Joseph Mallord William Turner
(London, England, 1775 – 1851, London, England)
J.M.W. Turner’s early nineteenth-century landscapes are considered some of the most accomplished landscape paintings of all time, as well as precursors to the phenomenon of Impressionism, which arose later in nineteenth-century France.
Turner was trained as a topographical artist in the studio of Thomas Malton (British, 1748–1804), but quickly surpassed him by creating images of nature’s grandeur that inspired awe in his contemporaries. Turner became a student at the Royal Academy School and began exhibiting in 1789, became a full member of the Royal Academy in 1802, and lectured as well as taught there from 1807 to1838.
Turner excelled at depicting the impermanence of the natural world, suggesting the variety of light, color, and atmosphere that characterize the world’s climate. His focus was on expressing that concept by eliciting a sense of wonder in the viewer that acknowledges the vastness of the universe, and mankind’s subordinate role in the scheme of life. His largest and most important theme was the inter-relationship of man and nature; for example, natural events such as storms were seen as analogous to the sometime tempestuousness of human interactions.

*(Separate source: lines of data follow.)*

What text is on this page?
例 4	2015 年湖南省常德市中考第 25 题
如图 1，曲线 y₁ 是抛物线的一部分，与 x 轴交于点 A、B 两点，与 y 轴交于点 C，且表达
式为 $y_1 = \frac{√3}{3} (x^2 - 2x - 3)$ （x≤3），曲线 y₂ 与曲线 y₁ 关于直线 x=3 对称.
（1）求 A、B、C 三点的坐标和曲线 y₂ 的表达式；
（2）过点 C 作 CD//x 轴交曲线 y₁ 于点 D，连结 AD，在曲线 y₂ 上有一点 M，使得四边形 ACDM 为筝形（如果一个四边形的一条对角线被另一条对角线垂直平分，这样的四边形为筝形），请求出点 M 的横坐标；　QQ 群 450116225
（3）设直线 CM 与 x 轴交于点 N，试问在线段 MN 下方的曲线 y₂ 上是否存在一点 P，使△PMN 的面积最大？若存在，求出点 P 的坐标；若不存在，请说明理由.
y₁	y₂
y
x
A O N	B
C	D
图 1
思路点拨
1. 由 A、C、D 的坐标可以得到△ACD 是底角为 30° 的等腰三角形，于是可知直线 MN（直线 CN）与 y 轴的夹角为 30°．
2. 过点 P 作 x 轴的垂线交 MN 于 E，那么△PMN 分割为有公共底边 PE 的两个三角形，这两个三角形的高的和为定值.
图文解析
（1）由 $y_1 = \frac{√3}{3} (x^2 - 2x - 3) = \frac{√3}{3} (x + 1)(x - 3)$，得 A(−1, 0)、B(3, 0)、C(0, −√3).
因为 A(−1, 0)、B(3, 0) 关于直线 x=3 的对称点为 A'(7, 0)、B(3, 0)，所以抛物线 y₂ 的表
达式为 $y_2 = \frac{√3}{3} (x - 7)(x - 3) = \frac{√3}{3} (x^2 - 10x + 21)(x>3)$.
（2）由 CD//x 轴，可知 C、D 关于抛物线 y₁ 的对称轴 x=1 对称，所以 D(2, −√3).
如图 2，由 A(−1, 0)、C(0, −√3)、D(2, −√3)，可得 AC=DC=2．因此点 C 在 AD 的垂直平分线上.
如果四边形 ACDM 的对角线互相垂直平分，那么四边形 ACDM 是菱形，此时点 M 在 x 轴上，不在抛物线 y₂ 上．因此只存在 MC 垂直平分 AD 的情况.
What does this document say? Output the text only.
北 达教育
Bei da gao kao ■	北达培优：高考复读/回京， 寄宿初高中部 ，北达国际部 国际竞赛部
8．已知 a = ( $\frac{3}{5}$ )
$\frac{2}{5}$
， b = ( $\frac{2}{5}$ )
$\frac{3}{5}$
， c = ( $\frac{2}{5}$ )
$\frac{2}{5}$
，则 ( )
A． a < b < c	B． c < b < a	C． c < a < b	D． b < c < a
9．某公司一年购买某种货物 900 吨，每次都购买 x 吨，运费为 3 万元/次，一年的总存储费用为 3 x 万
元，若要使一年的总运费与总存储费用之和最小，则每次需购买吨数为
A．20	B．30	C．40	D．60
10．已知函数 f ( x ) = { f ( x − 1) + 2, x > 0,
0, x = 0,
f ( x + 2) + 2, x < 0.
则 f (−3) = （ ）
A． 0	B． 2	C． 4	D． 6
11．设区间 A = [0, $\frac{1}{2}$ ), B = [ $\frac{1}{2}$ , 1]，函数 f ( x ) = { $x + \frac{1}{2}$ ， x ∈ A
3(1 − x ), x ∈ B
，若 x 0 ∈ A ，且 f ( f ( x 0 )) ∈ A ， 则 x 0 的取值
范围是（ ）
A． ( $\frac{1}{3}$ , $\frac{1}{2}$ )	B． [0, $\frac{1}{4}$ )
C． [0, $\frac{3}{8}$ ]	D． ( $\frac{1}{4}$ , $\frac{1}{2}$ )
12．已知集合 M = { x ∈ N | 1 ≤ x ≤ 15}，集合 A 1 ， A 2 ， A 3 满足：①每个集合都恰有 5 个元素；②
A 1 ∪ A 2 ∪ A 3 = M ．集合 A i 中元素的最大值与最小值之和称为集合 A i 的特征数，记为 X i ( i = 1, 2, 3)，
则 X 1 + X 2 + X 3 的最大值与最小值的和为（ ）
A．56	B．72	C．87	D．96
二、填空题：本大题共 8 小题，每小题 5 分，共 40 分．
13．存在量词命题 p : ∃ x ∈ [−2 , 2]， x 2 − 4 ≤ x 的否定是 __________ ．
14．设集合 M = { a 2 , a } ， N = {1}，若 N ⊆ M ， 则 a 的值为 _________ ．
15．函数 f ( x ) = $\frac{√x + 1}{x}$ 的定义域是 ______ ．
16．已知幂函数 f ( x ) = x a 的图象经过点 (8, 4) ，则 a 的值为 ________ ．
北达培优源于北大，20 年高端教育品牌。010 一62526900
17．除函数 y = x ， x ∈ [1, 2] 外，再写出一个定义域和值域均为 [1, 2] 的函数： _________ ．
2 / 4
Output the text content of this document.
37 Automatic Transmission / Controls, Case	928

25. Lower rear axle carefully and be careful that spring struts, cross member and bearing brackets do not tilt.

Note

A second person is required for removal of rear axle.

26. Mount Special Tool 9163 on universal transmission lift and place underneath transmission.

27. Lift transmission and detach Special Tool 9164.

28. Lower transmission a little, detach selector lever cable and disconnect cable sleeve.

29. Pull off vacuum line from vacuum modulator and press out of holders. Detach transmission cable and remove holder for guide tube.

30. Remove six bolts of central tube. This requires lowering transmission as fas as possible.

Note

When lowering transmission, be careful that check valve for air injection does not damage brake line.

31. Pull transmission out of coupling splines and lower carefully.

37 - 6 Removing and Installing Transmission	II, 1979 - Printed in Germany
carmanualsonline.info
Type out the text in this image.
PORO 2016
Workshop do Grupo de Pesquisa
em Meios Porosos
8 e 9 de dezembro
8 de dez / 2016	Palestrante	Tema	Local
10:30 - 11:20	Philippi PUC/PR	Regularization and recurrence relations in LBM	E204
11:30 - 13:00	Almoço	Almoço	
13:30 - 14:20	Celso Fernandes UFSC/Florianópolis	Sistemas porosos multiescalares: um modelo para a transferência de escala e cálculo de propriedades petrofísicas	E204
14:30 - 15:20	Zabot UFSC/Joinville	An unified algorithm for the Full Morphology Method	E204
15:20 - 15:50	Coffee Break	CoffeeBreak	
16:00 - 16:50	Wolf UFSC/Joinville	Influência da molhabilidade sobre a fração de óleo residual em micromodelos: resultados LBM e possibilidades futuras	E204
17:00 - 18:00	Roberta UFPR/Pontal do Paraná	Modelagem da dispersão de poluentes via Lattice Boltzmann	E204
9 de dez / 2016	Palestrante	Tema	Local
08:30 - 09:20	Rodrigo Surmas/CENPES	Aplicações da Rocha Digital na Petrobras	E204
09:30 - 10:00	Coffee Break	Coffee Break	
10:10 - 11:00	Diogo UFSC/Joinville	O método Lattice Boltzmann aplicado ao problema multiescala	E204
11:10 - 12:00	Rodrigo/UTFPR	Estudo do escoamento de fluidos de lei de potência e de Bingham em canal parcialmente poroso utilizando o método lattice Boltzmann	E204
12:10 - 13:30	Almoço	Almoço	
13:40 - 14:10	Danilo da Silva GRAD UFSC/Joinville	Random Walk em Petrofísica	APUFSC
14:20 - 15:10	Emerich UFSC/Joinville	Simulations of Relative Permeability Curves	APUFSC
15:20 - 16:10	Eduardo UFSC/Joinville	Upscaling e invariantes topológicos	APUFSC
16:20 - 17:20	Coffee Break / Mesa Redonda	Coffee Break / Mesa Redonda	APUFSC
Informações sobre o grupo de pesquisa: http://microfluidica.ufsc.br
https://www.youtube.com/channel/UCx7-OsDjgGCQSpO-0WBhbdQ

Beginning in 1806, Turner devoted a significant amount of time to producing his “manual” for the production of landscape known as the “Liber Studiorum”. He made drawings for the publication and had them reproduced in engraving, etching, and mezzotint. As he intended, the “Liber Studiorum” was used by students for several generations as a tool for the study of landscape composition. After his death, the nation received from his estate hundreds of the artists oil paintings and thousands of his drawings, most of which are today housed at the Tate Gallery in London.